Later still, however, the mansion became more historic. Cromwell did not remain longer here than it took him to level everything to ruins. But he left Governor Axtell behind him, who took up his residence in Sir Richard's mansion, it being a central position from whence he could carry out his barbarities. In a petition of the Marquis of Ormonde to King Charles II., Axtell, who had such a leading hand in the execution of Charles I., is mentioned as follows:

"Yet soe it is that Collonell Daniel Axtell in the year 1653 without any order or direction even according to those tymes, but out of his willfull and imperious disposition and innated quarter-breaking mind and quality, seized, &c."

Axtell shot down and scourged the people as if they were mere brutes. When he was afterwards executed at Tyburn as one of the regicides, the only things which troubled him were his shameful barbarities at Kilkenny.

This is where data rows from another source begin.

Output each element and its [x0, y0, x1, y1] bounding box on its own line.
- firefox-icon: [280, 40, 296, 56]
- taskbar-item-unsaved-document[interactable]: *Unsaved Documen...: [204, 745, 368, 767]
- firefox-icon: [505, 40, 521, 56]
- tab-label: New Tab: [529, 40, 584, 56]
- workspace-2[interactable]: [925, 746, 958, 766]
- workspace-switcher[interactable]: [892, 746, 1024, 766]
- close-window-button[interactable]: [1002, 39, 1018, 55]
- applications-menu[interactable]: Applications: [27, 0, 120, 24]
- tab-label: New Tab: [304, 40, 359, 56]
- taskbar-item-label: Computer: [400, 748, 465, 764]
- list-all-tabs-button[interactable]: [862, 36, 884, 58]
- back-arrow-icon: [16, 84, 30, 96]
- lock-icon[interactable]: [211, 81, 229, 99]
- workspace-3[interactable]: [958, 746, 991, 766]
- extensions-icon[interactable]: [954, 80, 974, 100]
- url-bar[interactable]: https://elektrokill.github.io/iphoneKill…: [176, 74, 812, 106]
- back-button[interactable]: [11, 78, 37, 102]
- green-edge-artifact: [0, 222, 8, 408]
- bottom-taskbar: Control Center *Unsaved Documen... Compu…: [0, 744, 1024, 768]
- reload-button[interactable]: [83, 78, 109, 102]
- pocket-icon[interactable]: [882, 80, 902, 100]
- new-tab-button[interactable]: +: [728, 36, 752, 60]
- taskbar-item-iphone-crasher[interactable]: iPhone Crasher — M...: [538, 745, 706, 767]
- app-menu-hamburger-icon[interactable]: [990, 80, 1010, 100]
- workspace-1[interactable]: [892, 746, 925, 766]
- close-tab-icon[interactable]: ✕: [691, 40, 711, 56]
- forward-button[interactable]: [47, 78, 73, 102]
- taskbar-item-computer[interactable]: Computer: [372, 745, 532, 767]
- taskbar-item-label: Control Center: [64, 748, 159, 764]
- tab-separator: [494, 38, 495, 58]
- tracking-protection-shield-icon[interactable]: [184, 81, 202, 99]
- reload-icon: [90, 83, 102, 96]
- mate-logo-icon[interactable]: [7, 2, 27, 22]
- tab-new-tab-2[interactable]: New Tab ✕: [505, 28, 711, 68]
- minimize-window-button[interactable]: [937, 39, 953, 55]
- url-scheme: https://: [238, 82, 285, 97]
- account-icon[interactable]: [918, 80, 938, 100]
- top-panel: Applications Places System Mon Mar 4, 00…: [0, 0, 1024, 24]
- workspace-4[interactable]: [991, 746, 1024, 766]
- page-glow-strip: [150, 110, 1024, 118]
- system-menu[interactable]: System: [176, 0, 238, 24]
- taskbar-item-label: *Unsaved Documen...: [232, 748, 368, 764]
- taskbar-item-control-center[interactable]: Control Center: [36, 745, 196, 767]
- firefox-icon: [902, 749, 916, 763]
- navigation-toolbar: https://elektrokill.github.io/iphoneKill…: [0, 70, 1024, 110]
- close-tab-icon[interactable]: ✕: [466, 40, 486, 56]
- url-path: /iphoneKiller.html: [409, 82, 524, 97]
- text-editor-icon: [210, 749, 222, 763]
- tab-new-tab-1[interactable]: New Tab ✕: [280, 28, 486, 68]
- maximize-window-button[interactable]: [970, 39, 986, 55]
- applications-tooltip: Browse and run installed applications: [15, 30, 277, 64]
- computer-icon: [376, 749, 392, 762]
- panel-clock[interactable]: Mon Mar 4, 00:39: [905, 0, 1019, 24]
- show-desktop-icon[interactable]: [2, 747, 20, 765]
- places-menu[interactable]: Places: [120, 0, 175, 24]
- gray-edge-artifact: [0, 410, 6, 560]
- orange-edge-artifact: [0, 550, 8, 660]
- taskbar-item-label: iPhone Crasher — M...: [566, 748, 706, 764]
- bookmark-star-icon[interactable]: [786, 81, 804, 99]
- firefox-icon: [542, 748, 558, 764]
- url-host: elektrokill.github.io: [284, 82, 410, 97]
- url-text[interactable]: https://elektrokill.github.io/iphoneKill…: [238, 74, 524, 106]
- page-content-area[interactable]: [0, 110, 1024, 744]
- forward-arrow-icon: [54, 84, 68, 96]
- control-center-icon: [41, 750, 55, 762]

The site of course subsequently passed to other hands. Mr. Martin Walsh, who formerly held the building adjacent to the machine works, told me he paid rent to the representatives of Sir W. G. Newcomen, and subsequently to Mrs. Kingsmill. Mr. John M'Creery, of Larch Hill, has sent me a note to the effect that "the premises at corner of Chapel-lane were formerly held by Mr. Denis Kehoe, hardware merchant (vide Directory of Kilkenny,' 1788). His daughter Eliza was married to Mr. Basil Gray, who lived in an adjoining house, now in Messrs. Power's possession. Mr. Gray was a wine merchant; he died sixty years ago; his widow died in 1850, aged eighty-seven years. These two houses and premises at rere, and up Chapel-lane, were held by lease under the Kingsmill family by Mr. Kehoe, who left the same to his daughter Mrs. Gray, who demised them to her daughter, wife of Mr. John McCreery, Larch Hill."

Basil Gray, I believe, came here from the Queen's County.

Whatever else may have to be said on this interesting subject we will leave to the future historian, who, aided by the presence of the other monuments now hidden from view, may be able to shed further light upon the story of the De Ketellers. Indeed so attractive is the subject of the trial of Dame Alice, that during the present year I saw a splendid oil painting of the trial in imagination from the pencil of an Italian painter in the hall of the castle at Gurteen le Poer, the proprietor of which is a lineal descendant of the Sir Arnold, Seneschal of Kilkenny, who it may be said died in defence of the cause of Dame Alice, against Bishop de Ledrede, which he had so warmly espoused. The monument of the parent of the Kilkenny world-famed witch is at least an interesting accession to the archæological objects in which the city abounds.